Oil was already part of the mix. Venezuela sits on a lake of oil and gas that comprises almost half of the reserves of this hemisphere. Since The Bush Gang planned to invade Iraq, and they weren’t sure to what lengths the Iraquis might go to keep their oil out of the US clutches, The Gang decided to go after Venezuela first.

“So they cooked up the idea that Chávez—excuse me, The Leo of Your Dreams—was a dictator, so that they could depose him and enforce their brand of what you called Fascist Democracy—I like that term—in Venezuela.”

And it was necessary to make a coup in order to throw out the Constitution which says that PDVSA is not privatizable. Remember that the first thing self-proclaimed president Pedro Carmona did on April 12, 2002, was annul the Constitution.

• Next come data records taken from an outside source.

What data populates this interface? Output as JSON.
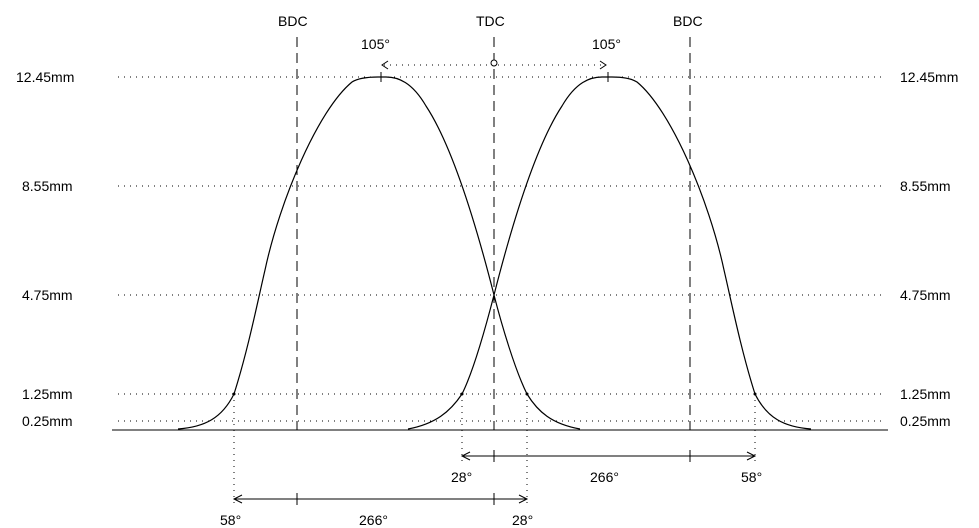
{
  "diagram": {
    "lift_levels": [
      {
        "key": "max",
        "text": "12.45mm",
        "value": 12.45
      },
      {
        "key": "l855",
        "text": "8.55mm",
        "value": 8.55
      },
      {
        "key": "l475",
        "text": "4.75mm",
        "value": 4.75
      },
      {
        "key": "l125",
        "text": "1.25mm",
        "value": 1.25
      },
      {
        "key": "l025",
        "text": "0.25mm",
        "value": 0.25
      }
    ],
    "markers": {
      "bdc_left": "BDC",
      "tdc": "TDC",
      "bdc_right": "BDC"
    },
    "lobe_centers": {
      "left": "105°",
      "right": "105°"
    },
    "exhaust_duration": {
      "open": "58°",
      "duration": "266°",
      "close": "28°"
    },
    "intake_duration": {
      "open": "28°",
      "duration": "266°",
      "close": "58°"
    }
  }
}
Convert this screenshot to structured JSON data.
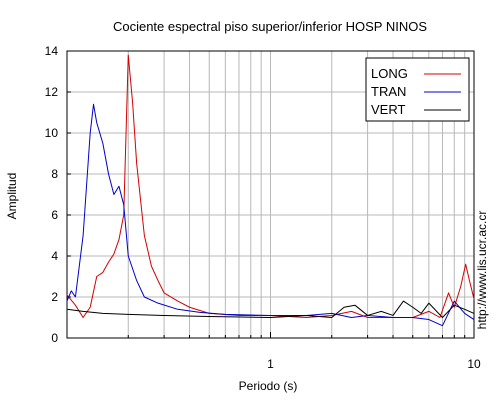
{
  "chart_data": {
    "type": "line",
    "title": "Cociente espectral piso superior/inferior  HOSP NINOS",
    "xlabel": "Periodo (s)",
    "ylabel": "Amplitud",
    "x_scale": "log",
    "xlim": [
      0.1,
      10
    ],
    "ylim": [
      0,
      14
    ],
    "grid": true,
    "legend_position": "top-right",
    "x_ticks": [
      "1",
      "10"
    ],
    "y_ticks": [
      "0",
      "2",
      "4",
      "6",
      "8",
      "10",
      "12",
      "14"
    ],
    "series": [
      {
        "name": "LONG",
        "color": "#d40000",
        "points": [
          [
            0.1,
            2.1
          ],
          [
            0.11,
            1.6
          ],
          [
            0.12,
            1.0
          ],
          [
            0.13,
            1.5
          ],
          [
            0.14,
            3.0
          ],
          [
            0.15,
            3.2
          ],
          [
            0.16,
            3.7
          ],
          [
            0.17,
            4.1
          ],
          [
            0.18,
            4.8
          ],
          [
            0.19,
            6.0
          ],
          [
            0.2,
            13.8
          ],
          [
            0.21,
            11.5
          ],
          [
            0.22,
            8.5
          ],
          [
            0.24,
            5.0
          ],
          [
            0.26,
            3.5
          ],
          [
            0.28,
            2.8
          ],
          [
            0.3,
            2.2
          ],
          [
            0.35,
            1.8
          ],
          [
            0.4,
            1.5
          ],
          [
            0.5,
            1.2
          ],
          [
            0.7,
            1.1
          ],
          [
            1.0,
            1.1
          ],
          [
            1.5,
            1.0
          ],
          [
            2.0,
            1.1
          ],
          [
            2.5,
            1.3
          ],
          [
            3.0,
            1.0
          ],
          [
            4.0,
            1.0
          ],
          [
            5.0,
            1.0
          ],
          [
            6.0,
            1.3
          ],
          [
            6.8,
            1.0
          ],
          [
            7.5,
            2.2
          ],
          [
            8.0,
            1.5
          ],
          [
            8.6,
            2.5
          ],
          [
            9.1,
            3.6
          ],
          [
            9.5,
            2.8
          ],
          [
            10.0,
            1.9
          ]
        ]
      },
      {
        "name": "TRAN",
        "color": "#0000cc",
        "points": [
          [
            0.1,
            1.8
          ],
          [
            0.105,
            2.3
          ],
          [
            0.11,
            2.0
          ],
          [
            0.12,
            5.0
          ],
          [
            0.13,
            10.0
          ],
          [
            0.135,
            11.4
          ],
          [
            0.14,
            10.5
          ],
          [
            0.15,
            9.5
          ],
          [
            0.16,
            8.0
          ],
          [
            0.17,
            7.0
          ],
          [
            0.18,
            7.4
          ],
          [
            0.19,
            6.5
          ],
          [
            0.2,
            4.0
          ],
          [
            0.22,
            2.8
          ],
          [
            0.24,
            2.0
          ],
          [
            0.28,
            1.7
          ],
          [
            0.35,
            1.4
          ],
          [
            0.45,
            1.25
          ],
          [
            0.6,
            1.15
          ],
          [
            1.0,
            1.1
          ],
          [
            1.5,
            1.1
          ],
          [
            2.0,
            1.2
          ],
          [
            2.5,
            1.0
          ],
          [
            3.0,
            1.1
          ],
          [
            4.0,
            1.0
          ],
          [
            5.0,
            1.0
          ],
          [
            6.0,
            0.9
          ],
          [
            7.0,
            0.6
          ],
          [
            8.0,
            1.8
          ],
          [
            9.0,
            1.2
          ],
          [
            10.0,
            0.9
          ]
        ]
      },
      {
        "name": "VERT",
        "color": "#000000",
        "points": [
          [
            0.1,
            1.4
          ],
          [
            0.12,
            1.3
          ],
          [
            0.15,
            1.2
          ],
          [
            0.2,
            1.15
          ],
          [
            0.3,
            1.1
          ],
          [
            0.5,
            1.05
          ],
          [
            1.0,
            1.0
          ],
          [
            1.5,
            1.1
          ],
          [
            2.0,
            1.0
          ],
          [
            2.3,
            1.5
          ],
          [
            2.6,
            1.6
          ],
          [
            3.0,
            1.1
          ],
          [
            3.5,
            1.3
          ],
          [
            4.0,
            1.1
          ],
          [
            4.5,
            1.8
          ],
          [
            5.0,
            1.5
          ],
          [
            5.5,
            1.2
          ],
          [
            6.0,
            1.7
          ],
          [
            7.0,
            1.0
          ],
          [
            8.0,
            1.6
          ],
          [
            9.0,
            1.4
          ],
          [
            10.0,
            1.2
          ]
        ]
      }
    ]
  },
  "watermark": "http://www.lis.ucr.ac.cr"
}
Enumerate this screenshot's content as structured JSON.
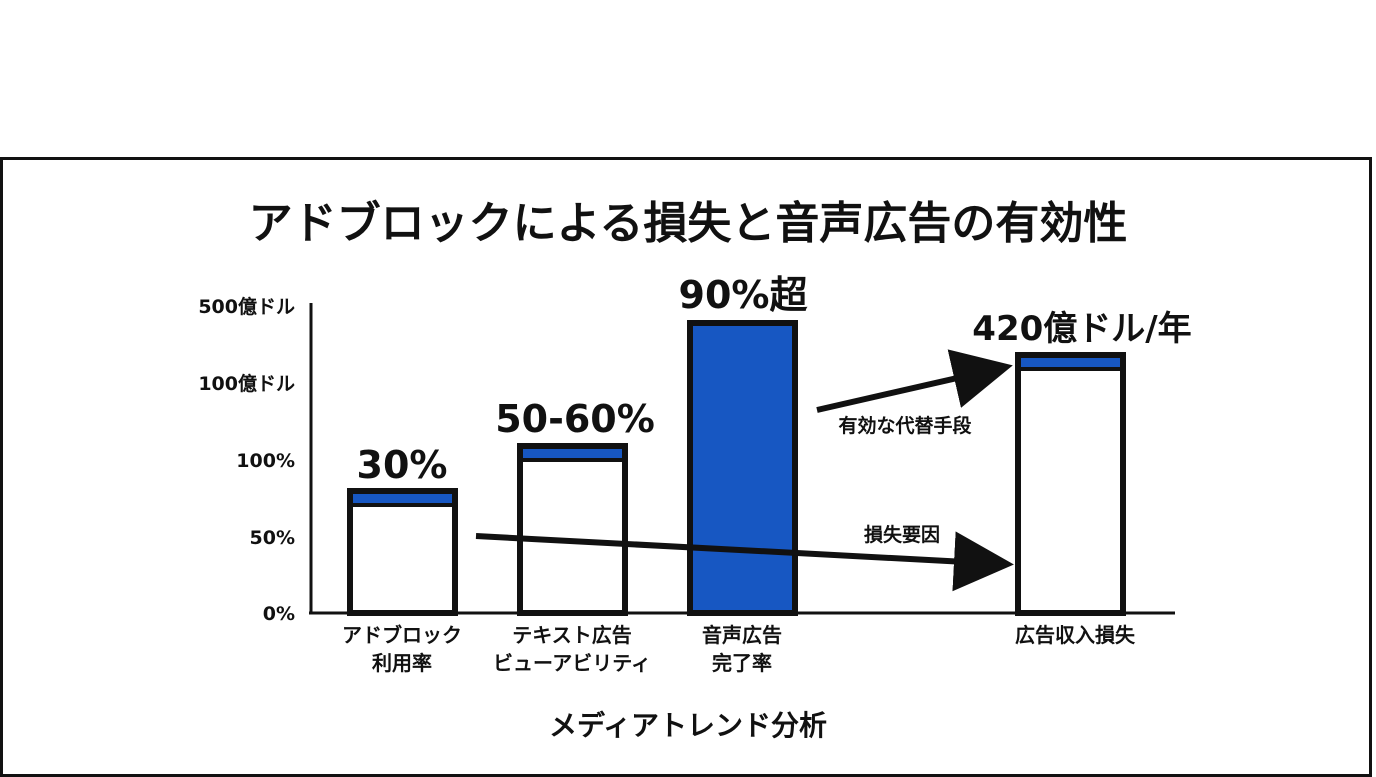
{
  "chart_data": {
    "type": "bar",
    "title": "アドブロックによる損失と音声広告の有効性",
    "xlabel": "メディアトレンド分析",
    "y_ticks": [
      "0%",
      "50%",
      "100%",
      "100億ドル",
      "500億ドル"
    ],
    "categories": [
      [
        "アドブロック",
        "利用率"
      ],
      [
        "テキスト広告",
        "ビューアビリティ"
      ],
      [
        "音声広告",
        "完了率"
      ],
      [
        "広告収入損失"
      ]
    ],
    "value_labels": [
      "30%",
      "50-60%",
      "90%超",
      "420億ドル/年"
    ],
    "annotations": {
      "upper_arrow": "有効な代替手段",
      "lower_arrow": "損失要因"
    },
    "colors": {
      "accent": "#1757c2",
      "ink": "#111111",
      "fill": "#ffffff"
    }
  }
}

“No bombing was necessary.”

No, it was not a time-capsule replay of the coup in Chile of Sept. 11, 1973, when Pinochet ordered the bombing of the president, Salavador Allende, in La Moneda. But it could have been. Which is one of the reasons why in June of last year Chávez installed anti-aircraft weapons around Miraflores, cut the military budget by 25% and put the money to social programs.

“But the The Gang is still agitating for a takeover.”

And using the power of the media, which is what they used to bring things to a boil in the first place. The irony of Charley Shapiro orchestrating a Free Speech event to ridicule Chávez last week in the US ambassador’s residence in Caracas is the enormous power of the media in Venezuela. Lots of money from Gustavo Cisneros, fishing buddy of Daddy Warbucks Bush, is behind the media. Despite his crying “poormouth” that he doesn’t have enough money to send Miss Venzuela to compete for the Miss Universe crown.

“What!? I thought Venezuela was a veritable factory for beauty queens.”

That’s the point, Rave. To make folks think that Chávez’ monetary controls are unpatriotic because they are stopping poor little Miss Venezuela from displaying the wonders of silcone in a swim suit.

“Quite a complicated situation, ain’t it? Now it’s a cultural war they’re bringing to a boil. Seems like a good moment to feel nostalgia for the good old days of The Cold War.”

Well, Venezuelan intellectual Luis Britto called this The Hot Cultural War, so I guess you are right on target, Rave.

“I would be if I were ready to bomb Miraflores. With money from the National Endowment for Democracy crammed in my tiny pockets. But I wouldn’t like to see Chávez test his anti-aircarft weaponry on my very elegant and excruciatingly expensive War on Iraq army surplus toilet seats. Especially the pink ones.”

Jesus, Rave, you’re a one-note samba.

“No way, José. I am your friendly Rantin’ Raven Rock ‘n’ Roller—from way back in the days of The Cold War, baby.”

Raven boogies his way to the sink with his coffee cup.